Sometimes, to get kids to eat foods that are better for them
means disguising them into foods they recognize and already love — like chicken
nuggets, pizza and chocolate milk. These meals are part of the more than 7
million served throughout IPS during the 2015-2016 school year. (The 2016-2017
totals will be released June 30). Meals at IPS are served 51 weeks each year
and are free to all students.
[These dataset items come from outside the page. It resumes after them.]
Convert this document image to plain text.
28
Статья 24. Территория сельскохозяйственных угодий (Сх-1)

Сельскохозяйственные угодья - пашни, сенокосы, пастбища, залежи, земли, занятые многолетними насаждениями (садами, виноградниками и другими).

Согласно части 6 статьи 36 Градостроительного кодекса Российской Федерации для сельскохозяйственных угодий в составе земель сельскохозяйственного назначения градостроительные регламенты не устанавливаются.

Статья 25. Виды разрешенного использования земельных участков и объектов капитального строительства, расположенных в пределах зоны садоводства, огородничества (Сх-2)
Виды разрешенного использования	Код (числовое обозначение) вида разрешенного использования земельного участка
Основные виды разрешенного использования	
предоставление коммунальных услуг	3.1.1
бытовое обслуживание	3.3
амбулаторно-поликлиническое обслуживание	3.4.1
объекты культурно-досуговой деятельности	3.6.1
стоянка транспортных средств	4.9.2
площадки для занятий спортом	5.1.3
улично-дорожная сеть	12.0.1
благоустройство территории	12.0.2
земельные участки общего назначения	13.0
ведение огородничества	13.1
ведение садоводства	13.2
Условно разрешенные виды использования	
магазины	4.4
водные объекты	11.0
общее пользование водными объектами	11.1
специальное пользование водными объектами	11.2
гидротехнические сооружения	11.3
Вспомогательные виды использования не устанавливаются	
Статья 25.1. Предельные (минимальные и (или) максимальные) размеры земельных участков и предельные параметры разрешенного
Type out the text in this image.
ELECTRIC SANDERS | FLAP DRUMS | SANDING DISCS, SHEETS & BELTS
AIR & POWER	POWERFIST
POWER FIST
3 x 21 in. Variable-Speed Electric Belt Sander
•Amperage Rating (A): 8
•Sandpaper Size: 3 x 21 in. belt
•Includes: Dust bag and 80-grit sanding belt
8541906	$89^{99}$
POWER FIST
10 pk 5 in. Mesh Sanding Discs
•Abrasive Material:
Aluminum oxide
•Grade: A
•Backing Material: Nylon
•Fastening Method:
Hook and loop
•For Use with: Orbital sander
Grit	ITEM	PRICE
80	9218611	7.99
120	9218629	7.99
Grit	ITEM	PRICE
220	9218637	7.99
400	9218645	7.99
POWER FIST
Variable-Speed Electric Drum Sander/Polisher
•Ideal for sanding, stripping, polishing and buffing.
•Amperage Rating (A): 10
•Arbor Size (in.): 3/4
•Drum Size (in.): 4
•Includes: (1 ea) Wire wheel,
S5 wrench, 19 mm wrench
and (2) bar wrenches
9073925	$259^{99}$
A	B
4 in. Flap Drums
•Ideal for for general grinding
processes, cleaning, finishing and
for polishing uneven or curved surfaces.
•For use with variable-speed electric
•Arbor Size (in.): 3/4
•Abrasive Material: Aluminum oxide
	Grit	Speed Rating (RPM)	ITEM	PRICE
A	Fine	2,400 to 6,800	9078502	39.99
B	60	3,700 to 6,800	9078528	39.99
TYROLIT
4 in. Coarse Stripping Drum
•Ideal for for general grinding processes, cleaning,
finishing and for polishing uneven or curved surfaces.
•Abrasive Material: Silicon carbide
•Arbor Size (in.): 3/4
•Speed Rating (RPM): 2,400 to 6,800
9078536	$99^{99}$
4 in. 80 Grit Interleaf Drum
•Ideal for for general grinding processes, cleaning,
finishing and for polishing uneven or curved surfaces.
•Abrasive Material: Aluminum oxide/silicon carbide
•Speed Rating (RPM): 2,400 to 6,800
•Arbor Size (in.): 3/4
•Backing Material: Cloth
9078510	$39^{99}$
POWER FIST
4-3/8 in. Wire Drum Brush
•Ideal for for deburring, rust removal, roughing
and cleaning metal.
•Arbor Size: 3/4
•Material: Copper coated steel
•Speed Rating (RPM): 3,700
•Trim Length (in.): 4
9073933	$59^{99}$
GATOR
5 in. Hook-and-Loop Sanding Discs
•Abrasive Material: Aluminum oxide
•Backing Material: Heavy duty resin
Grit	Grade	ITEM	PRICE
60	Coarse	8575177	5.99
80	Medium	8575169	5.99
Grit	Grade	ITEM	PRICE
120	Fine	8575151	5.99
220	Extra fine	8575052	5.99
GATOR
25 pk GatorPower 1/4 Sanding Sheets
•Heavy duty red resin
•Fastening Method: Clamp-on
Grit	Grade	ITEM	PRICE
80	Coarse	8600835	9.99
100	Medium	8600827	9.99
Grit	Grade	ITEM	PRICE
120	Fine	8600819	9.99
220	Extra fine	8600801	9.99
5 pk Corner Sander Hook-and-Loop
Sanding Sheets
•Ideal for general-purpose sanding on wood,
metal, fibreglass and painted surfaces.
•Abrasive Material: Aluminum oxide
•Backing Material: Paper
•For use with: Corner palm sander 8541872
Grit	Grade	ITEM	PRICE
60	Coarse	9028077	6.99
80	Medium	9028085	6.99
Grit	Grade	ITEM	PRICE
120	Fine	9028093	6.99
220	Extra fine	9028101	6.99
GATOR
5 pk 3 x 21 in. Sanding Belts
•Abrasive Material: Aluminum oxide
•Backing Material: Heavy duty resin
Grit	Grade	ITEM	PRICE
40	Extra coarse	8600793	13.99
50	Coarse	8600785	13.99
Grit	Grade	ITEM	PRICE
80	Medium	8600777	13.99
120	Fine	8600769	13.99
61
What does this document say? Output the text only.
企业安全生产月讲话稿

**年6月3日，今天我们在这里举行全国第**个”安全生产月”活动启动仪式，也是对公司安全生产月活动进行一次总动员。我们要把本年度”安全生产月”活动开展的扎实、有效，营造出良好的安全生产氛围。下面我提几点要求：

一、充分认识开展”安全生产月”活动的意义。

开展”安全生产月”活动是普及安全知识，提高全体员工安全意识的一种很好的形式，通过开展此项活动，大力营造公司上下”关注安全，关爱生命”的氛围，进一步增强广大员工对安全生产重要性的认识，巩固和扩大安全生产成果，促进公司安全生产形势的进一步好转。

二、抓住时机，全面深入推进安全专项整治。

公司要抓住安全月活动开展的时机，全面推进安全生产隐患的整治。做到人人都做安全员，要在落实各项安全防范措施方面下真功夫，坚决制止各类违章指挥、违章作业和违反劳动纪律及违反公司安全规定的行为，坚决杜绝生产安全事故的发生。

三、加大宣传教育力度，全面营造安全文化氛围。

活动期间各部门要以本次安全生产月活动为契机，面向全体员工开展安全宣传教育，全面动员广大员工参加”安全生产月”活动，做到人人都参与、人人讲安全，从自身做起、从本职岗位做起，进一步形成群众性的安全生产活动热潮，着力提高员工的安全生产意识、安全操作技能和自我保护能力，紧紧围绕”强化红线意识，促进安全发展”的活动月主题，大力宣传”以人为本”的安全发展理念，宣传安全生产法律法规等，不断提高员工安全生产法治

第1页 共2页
Yes, free.

 

A large population of IPS students live at or below the
poverty level, many also live in food deserts, so the meals served are vitally
important. To provide breakfast, lunch, snacks and even dinners free of charge
for all students, the district operates strictly on reimbursement
from the USDA, said Bond.

 

It’s a program that’s paramount for many
of the district’s students.

 

“We know that nutrition is vital to
learning to set students up for success during the school day. And they know
that they can count on these meals,” said Bond, a registered dietician. “They
know that they can count on a healthy breakfast and a healthy lunch; fruit and
vegetable snack; and maybe a supper. Certainly, a child shouldn’t have to worry
about where their next meal is coming from. What we do takes the burden off the
parent to know that if they don’t have enough resources to provide those
healthy meals, that the school does.”